Once you're as comfortable in Ubuntu as a fish in water, it would be good to check out Fedora to get experience with an RPM-based distro (Ubuntu, of course, is Debian-based and thus uses .deb packages). After Fedora, Slackware is perhaps the way to get valuable Linux experience under your belt while still having the support of a strong, solid distro.
For the ambitious, there's always Linux from Scratch, which is not a distribution but instead a series of steps you follow to construct a working GNU/Linux installation from the ground up. You can choose any distro at all for your daily use, but, to get a good handle on Linux, I would always recommend starting out with the user-friendly, dead-simple Ubuntu, and then moving on to the more complex.
Gentoo is a very quality distribution, and you might learn a lot from it. i haven't used Slackware much, but i'd have to say that when i didn't know all that much about linux i learned more from gentoo as far as installing everything - all at once - than Slackware.

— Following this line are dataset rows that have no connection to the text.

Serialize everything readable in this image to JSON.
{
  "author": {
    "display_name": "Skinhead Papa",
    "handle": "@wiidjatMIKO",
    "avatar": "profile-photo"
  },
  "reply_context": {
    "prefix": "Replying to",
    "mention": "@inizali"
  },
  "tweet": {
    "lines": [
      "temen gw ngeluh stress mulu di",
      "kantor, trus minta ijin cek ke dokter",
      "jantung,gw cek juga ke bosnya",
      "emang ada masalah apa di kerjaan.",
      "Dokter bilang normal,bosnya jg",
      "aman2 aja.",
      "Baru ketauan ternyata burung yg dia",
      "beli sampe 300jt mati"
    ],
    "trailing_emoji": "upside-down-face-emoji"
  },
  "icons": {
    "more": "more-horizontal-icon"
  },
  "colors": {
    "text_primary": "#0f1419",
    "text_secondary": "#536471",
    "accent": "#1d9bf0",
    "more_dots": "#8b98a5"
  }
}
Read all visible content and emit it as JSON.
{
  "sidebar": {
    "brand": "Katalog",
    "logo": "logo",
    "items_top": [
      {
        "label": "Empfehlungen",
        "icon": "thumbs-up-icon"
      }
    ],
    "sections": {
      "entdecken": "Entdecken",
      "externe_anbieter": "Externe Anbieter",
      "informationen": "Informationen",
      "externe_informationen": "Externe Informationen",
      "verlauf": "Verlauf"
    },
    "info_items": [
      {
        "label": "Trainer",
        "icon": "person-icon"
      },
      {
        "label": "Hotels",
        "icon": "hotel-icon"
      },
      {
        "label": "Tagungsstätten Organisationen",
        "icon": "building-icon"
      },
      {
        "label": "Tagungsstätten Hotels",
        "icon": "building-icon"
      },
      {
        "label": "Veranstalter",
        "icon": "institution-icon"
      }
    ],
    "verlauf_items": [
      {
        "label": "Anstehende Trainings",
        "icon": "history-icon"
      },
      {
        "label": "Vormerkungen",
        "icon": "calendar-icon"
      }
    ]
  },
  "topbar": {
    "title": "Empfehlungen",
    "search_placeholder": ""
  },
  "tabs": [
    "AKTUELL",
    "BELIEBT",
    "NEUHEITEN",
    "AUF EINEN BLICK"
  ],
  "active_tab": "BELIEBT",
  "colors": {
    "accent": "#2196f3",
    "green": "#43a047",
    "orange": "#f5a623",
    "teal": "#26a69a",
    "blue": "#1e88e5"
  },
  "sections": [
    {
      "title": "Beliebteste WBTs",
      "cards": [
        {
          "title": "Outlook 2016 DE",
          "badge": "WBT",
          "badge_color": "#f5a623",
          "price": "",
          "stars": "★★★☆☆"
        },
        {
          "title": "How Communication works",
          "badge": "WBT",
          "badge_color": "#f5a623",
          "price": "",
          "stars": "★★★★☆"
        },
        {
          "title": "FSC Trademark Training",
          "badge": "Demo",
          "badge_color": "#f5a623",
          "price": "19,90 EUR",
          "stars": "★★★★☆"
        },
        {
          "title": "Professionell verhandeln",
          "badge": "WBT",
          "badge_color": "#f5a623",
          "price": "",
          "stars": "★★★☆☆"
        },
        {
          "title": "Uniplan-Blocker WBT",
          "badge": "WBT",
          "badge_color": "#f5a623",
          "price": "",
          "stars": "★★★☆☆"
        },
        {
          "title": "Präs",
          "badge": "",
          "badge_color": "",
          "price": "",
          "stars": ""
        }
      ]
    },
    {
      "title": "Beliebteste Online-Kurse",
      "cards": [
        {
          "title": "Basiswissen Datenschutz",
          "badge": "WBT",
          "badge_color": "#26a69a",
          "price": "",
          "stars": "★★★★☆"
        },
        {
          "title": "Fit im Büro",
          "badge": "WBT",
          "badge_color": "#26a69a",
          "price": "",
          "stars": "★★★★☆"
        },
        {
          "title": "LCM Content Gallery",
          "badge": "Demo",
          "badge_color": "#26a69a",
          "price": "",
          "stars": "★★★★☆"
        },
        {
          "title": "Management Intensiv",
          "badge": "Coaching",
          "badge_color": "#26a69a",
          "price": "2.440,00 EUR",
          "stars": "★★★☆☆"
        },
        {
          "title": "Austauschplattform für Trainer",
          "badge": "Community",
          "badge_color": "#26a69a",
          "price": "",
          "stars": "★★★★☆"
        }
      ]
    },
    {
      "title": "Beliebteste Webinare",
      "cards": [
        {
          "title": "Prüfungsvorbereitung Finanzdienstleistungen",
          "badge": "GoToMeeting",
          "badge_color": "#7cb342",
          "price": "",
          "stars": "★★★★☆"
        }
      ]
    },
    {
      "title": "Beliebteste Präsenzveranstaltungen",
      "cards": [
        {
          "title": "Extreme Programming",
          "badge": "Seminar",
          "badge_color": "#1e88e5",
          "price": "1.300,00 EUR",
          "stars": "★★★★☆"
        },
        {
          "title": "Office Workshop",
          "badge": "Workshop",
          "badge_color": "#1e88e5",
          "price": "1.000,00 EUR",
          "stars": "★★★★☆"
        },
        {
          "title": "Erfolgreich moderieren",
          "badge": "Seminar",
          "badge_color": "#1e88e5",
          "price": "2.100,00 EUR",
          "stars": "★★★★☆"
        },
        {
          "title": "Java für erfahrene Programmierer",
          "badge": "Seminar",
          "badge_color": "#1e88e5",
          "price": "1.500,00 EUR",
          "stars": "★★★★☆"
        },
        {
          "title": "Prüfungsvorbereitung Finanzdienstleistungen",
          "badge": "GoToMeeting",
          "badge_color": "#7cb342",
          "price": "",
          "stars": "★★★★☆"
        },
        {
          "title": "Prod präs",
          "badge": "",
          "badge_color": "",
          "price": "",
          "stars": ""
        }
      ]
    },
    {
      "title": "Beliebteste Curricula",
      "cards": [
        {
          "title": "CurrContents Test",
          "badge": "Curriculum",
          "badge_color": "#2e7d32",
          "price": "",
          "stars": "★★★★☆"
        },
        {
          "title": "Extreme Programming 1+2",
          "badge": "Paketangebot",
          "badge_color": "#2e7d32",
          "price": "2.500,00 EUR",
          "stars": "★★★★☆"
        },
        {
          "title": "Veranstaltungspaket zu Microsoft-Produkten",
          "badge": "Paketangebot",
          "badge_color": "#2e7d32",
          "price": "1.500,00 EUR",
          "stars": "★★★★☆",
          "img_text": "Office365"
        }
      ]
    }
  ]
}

Linux From Scratch would be a good learning experience. as far as learning goes, most distributions are good for many things. i've learned a large amount using Ubuntu and the internet, and it seems to be agreed that it's the most "noob" distribution there is.
Thanks for the responses. I have a ATI Radeon X600 Pro video card, and I just checked out Ubuntu, and it doesn't have the card listed there. It has X300 then X700. Does this mean that my card won't work with it? Any and all responses will be greatly appreciated.
Get vmware-server (which is free, even for Windows) and install a few distros in virtual manchines.
That way you can have several distros installed at the same time without having any accidents with your Windows filesystem.
There are two drawbacks - you won't get 3D acceleration as vmware will keep your real hardware hidden from the guest.
There is a small speed penalty, as the guest filesystems exist in a file on top of Windows, so they are slower than being on native partitions.
When you find a distro you like, install it for real.
If you really want to learn Linux, as opposed to use Linux, I vote for Slackware.
You have to partition your harddrive yourself--it doesn't do it for you. It does not resolve dependencies--you have to do that for yourself (resolving dependencies is Not the Slackware Way). And the configuration is through configuration text files, not through the GUI.
I started with Slackware. By the time I was done, I knew how to configure an rc.firewall file, Samba, LISa (the really neat KDE Lan Information Server), xorg.conf, rc.local and a lot of other stuff in a plain text editor; you'll learn how to compile software.
When I set up my first Slackware box and went to put F-Prot on it, I learned about CPAN as a rank Linux newbie. That's when I said, "This stuff is for me."
This box here on which I'm typing has Ubuntu, because it came that way from the factory, but my webserver and file server are Slackware boxes.
With Slack, you will find yourself RTFMing, but there's a lot of help out there. Just add "slackware" to the search string.
I would agree about Slackware. I was mainly pointing out Gentoo because I have used it more and Slackware was already suggested, but from what I do know about it and what I've read about it, it seems that Slackware would be very good. I have the 12.2 CD right now, but I was going to hold off until I read more about certain things to use anything other than Ubuntu, just because it's so quick and simple and I'm reading about things that I don't really need that kind of distribution or experience for, for the time being.